Cosa ha portato il primo volume
Pubblicata poco meno di due anni fa, la prima Master Collection ha riunito le origini del percorso stealth di Konami: Metal Gear del 1987 e il suo seguito del 1990 hanno affiancato l’esordio in 3D del 1998 e le successive iterazioni uscite nel 2001 e nel 2004. Alla selezione si sono aggiunti extra storici e materiali realizzati negli anni, così da restituire un quadro più ampio della serie.
La disponibilità è stata estesa a gran parte dell’ecosistema attuale, con versioni per PS4, PS5, Xbox Series X|S, Nintendo Switch e PC, scelta che ha allargato la platea e consolidato il risultato commerciale dell’operazione.
Il nuovo pacchetto è affidato allo stesso gruppo impegnato su Metal Gear Solid Delta: Snake Eater, già presente sul mercato. La continuità di squadra suggerisce una linea editoriale coerente fra il lavoro di riproposizione e quello di modernizzazione di un capitolo cardine.

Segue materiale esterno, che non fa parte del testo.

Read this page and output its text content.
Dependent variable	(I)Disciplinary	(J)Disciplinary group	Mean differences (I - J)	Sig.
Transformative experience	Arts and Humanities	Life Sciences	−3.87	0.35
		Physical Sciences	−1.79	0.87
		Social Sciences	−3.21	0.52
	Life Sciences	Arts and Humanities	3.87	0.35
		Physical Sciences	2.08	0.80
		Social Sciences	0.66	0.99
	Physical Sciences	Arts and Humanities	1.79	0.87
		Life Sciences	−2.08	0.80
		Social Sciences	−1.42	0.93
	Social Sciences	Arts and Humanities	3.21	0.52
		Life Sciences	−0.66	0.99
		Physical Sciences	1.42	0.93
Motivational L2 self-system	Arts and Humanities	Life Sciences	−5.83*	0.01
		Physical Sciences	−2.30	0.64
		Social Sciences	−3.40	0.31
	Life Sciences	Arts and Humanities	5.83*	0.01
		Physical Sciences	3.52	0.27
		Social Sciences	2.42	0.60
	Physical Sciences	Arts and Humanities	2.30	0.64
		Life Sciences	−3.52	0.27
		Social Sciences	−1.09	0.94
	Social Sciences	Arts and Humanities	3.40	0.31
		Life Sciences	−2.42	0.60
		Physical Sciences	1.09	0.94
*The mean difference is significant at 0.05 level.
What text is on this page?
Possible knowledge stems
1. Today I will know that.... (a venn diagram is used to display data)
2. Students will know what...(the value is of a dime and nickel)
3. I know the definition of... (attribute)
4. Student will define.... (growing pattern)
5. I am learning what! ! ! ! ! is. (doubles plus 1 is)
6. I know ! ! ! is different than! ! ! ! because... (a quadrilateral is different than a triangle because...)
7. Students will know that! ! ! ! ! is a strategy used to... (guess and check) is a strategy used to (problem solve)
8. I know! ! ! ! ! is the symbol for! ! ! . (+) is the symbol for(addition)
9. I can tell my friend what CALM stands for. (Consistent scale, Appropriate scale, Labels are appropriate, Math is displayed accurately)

Per Konami si tratta di capitalizzare l’interesse riacceso con il primo volume, offrendo un’esperienza ordinata che consenta a chi arriva oggi alla saga di orientarsi senza fatica nella cronologia degli episodi principali e nei racconti paralleli.
Quali giochi potrebbero rientrare nel Volume 2
Senza un elenco ufficiale, l’attenzione ricade su ciò che manca all’appello. Il candidato naturale è Guns of the Patriots, quarto episodio pubblicato su PS3 e mai riproposto su piattaforme successive: una riedizione in questa sede colmerebbe un vuoto percepito da anni.
Accanto a lui, spazio potenziale per capitoli nati come deviazioni dal filone numerato, come Peace Walker e Acid, che hanno esplorato modalità di gioco differenti pur restando fedeli all’immaginario di Snake. Restano poi i tasselli più recenti: Ground Zeroes e The Phantom Pain, che compongono l’arco narrativo di Metal Gear Solid V, potrebbero comparire per completare la cronologia moderna all’interno della stessa cornice editoriale.
Tempistiche e prossimi aggiornamenti
Konami non ha indicato una finestra di lancio per il secondo volume. L’editore rimanda a comunicazioni future, attese nelle prossime settimane, per chiarire struttura definitiva, disponibilità e eventuali accorgimenti tecnici.
Nel frattempo la certezza è una sola: l’arrivo della nuova raccolta punta a rendere più accessibile un patrimonio videoludico che, tra capitoli principali e spin-off, ha segnato più generazioni di giocatori.
In attesa dei dettagli, resta valida la traccia disegnata dal primo volume, che ha mostrato come la serie possa convivere con i sistemi attuali senza perdere la propria identità, anzi ritrovando ordine e continuità in un’unica proposta editoriale.